Let $P_1,\ldots,P_m$ be commuting projections on a Banach space $E$ such that $\norm{P_j}\leq1$. Then $$ P_t\colon=\prod_{j=1}^m(P_j+e^{-t}(1-P_j)) $$ is a continuous contraction semigroup on $E$.

Obviously, we have $P_0 = 1$. Let $s,t\ge 0$. Then using the fact that the operators $P_j$ commute and $P_j^2 = P_j$ for all $j$, we obtain \begin{align*} P_sP_t &= \prod_{j=1}^m \Big[(P_j + e^{-s}(1 - P_j))(P_j + e^{-t}(1 - P_j))\Big] \\ &= \prod_{j=1}^m (P_j^2 + e^{-s}(P_j - P_j^2) + e^{-t}(P_j - P_j^2) + e^{-(s+t)}(1 - 2P_j + P_j^2))\\ &= \prod_{j=1}^m (P_j + 0 + 0 + e^{-(s+t)}(1 - P_j))\\ &= P_{s+t}. \end{align*}

Since $\|P_j\|\le 1$, we have for all $t\ge 0$: \[ \|P_t\|\le \prod_{j=1}^m \|e^{-t} + (1-e^{-t})P_j\| \le \prod_{j=1}^m (e^{-t} + (1-e^{-t})) = 1. \] Thus, $P_t$ is a contraction semigroup on $E$.

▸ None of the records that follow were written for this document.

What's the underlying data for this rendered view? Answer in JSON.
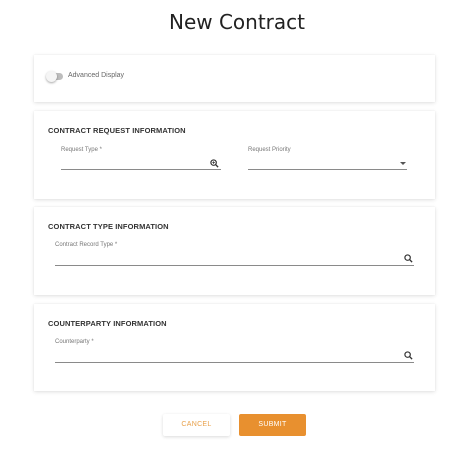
{
  "page": {
    "title": "New Contract"
  },
  "display_card": {
    "toggle_label": "Advanced Display",
    "toggle_on": false
  },
  "request_section": {
    "title": "CONTRACT REQUEST INFORMATION",
    "request_type_label": "Request Type *",
    "request_type_value": "",
    "request_priority_label": "Request Priority",
    "request_priority_value": ""
  },
  "type_section": {
    "title": "CONTRACT TYPE INFORMATION",
    "record_type_label": "Contract Record Type *",
    "record_type_value": ""
  },
  "counterparty_section": {
    "title": "COUNTERPARTY INFORMATION",
    "counterparty_label": "Counterparty *",
    "counterparty_value": ""
  },
  "actions": {
    "cancel_label": "CANCEL",
    "submit_label": "SUBMIT"
  },
  "icons": {
    "request_type": "zoom-search-icon",
    "priority": "dropdown-caret-icon",
    "record_type": "search-icon",
    "counterparty": "search-icon"
  },
  "colors": {
    "accent": "#e8902f",
    "cancel_text": "#e8a04a"
  }
}
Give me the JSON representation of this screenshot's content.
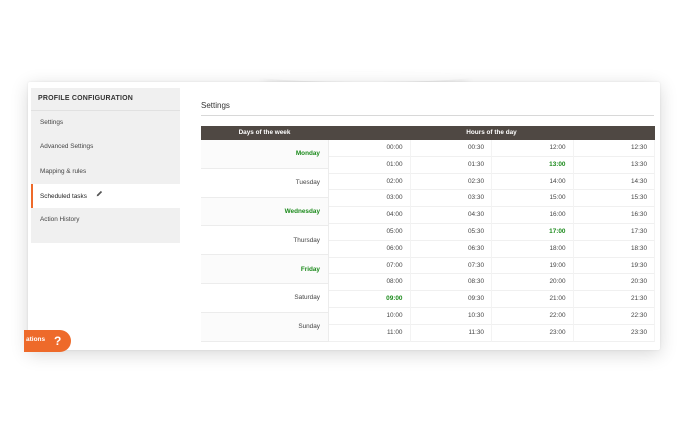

For each $j$, the function $t\mapsto P_j + e^{-t}(1-P_j)$ is continuous as a mapping between $\R^+_0$ and the space of linear bounded operators on $E$, equipped with the operator norm, hence the function $t\mapsto P_t$ is also continuous. In particular, this implies that for all $x\in E$ the function $t\mapsto P_tx$ is continuous, so $P_t$ is a continuous contraction semigroup.